Football can bring joy or frustration to supporters… but also a lot of waste. UK football teams have decided to introduce reusable cups in stadiums, as part of a joint initiative by the Premier League and British TV channel Sky News.
Bottles, straws, food containers, bags, supporter paraphernalia…. When thousands of people get together in a stadium, litter is almost inevitable. Single-use plastics are a big part of that waste, and 50% of it ends up in the oceans, according to UN data.
With the ‘Sky Ocean Rescue’ initiative, Sky News and the Premier League are trying to fight it.
The aim of the initiative is to help British clubs phase out single-use plastics in their stadiums, as well as raising awareness among the thousands of supporters who attend the matches or watch them on TV.
“As an organisation with a global audience we and our clubs are able to encourage people around the world to think and take positive action to reduce their use of plastic,” Richard Scudamore, the Premier League’s executive chairman, said in a statement.
Four clubs out of twenty in the Premier League – Arsenal, Chelsea, Fulham and West Ham United – are taking part in the initiative. The project is still in a trial phase, but the introduction of the reusable cups to substitute other plastic containers is only part of the plan.
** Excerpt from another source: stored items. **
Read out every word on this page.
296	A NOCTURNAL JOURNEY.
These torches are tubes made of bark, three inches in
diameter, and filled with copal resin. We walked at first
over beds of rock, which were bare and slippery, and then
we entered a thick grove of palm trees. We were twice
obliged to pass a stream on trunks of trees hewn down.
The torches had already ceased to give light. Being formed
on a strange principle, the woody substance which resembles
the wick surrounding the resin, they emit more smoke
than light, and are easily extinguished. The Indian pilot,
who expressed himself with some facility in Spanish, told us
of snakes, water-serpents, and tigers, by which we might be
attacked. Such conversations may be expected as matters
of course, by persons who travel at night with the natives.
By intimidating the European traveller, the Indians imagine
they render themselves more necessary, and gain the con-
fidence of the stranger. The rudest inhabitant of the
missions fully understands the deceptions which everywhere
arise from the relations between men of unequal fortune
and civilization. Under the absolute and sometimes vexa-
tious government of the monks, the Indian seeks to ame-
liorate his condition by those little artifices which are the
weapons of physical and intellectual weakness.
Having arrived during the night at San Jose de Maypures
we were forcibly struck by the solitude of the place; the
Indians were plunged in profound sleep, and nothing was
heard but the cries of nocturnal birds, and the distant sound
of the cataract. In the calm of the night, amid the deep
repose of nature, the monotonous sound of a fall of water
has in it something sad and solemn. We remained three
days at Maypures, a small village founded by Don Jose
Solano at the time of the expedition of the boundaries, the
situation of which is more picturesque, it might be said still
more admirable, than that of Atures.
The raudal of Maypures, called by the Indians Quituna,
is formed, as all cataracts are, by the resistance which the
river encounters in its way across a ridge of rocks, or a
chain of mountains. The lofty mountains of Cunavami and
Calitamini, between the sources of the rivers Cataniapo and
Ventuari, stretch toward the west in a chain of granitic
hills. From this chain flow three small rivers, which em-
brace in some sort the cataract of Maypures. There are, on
The ‘Sky Ocean Rescue’ initiative was launched a year ago and aims at raising awareness about waste management in stadiums. And football clubs provide a perfect platform for visibility.
Since then, a group of advisers have been working with clubs to support them as they look for ways to phase out single-use plastics from their stadiums and operations.
Although there is still no data on how well the project is working, several football teams have been developing their own initiatives with the objective of making their operations more environmentally friendly.
For instance, Tottenham Hotspur, a London Premier League club, has committed to eliminate the use of plastic straws, stirrers, cutlery and all disposable plastic packaging that accompanies these items in its new stadium. Any contract with a tender will also include a clause on reducing single-use plastics.
Beyond raising awareness in stadiums, the Premier League has also launched its Primary Stars programme, an initiative that reaches 15,000 primary schools in England and Wales, to educate children on how to reduce their usage of single-use plastics.
Single-use plastic ban
The ‘Sky Ocean Rescue’ initiative was announced in May 2018, only a few weeks before the European Commission announced its intention to put an end to single-use plastics in Europe.
In March this year, EU co-legislators – the European Parliament and the Council – confirmed their agreement on the new directive.
The new EU legislation bans a group of selected single-use products made of plastic, encourages the reduction of consumption, ensures better selective collection and makes businesses take their share of responsibility.
The objective of the legislation is to guarantee that all plastic packaging placed on the EU market are reusable or recyclable by 2030. However, this legislation might not apply to the UK, which is set to leave the Union in October 2019. Hence the importance of the Premier League’s commitment, at least in football stadiums.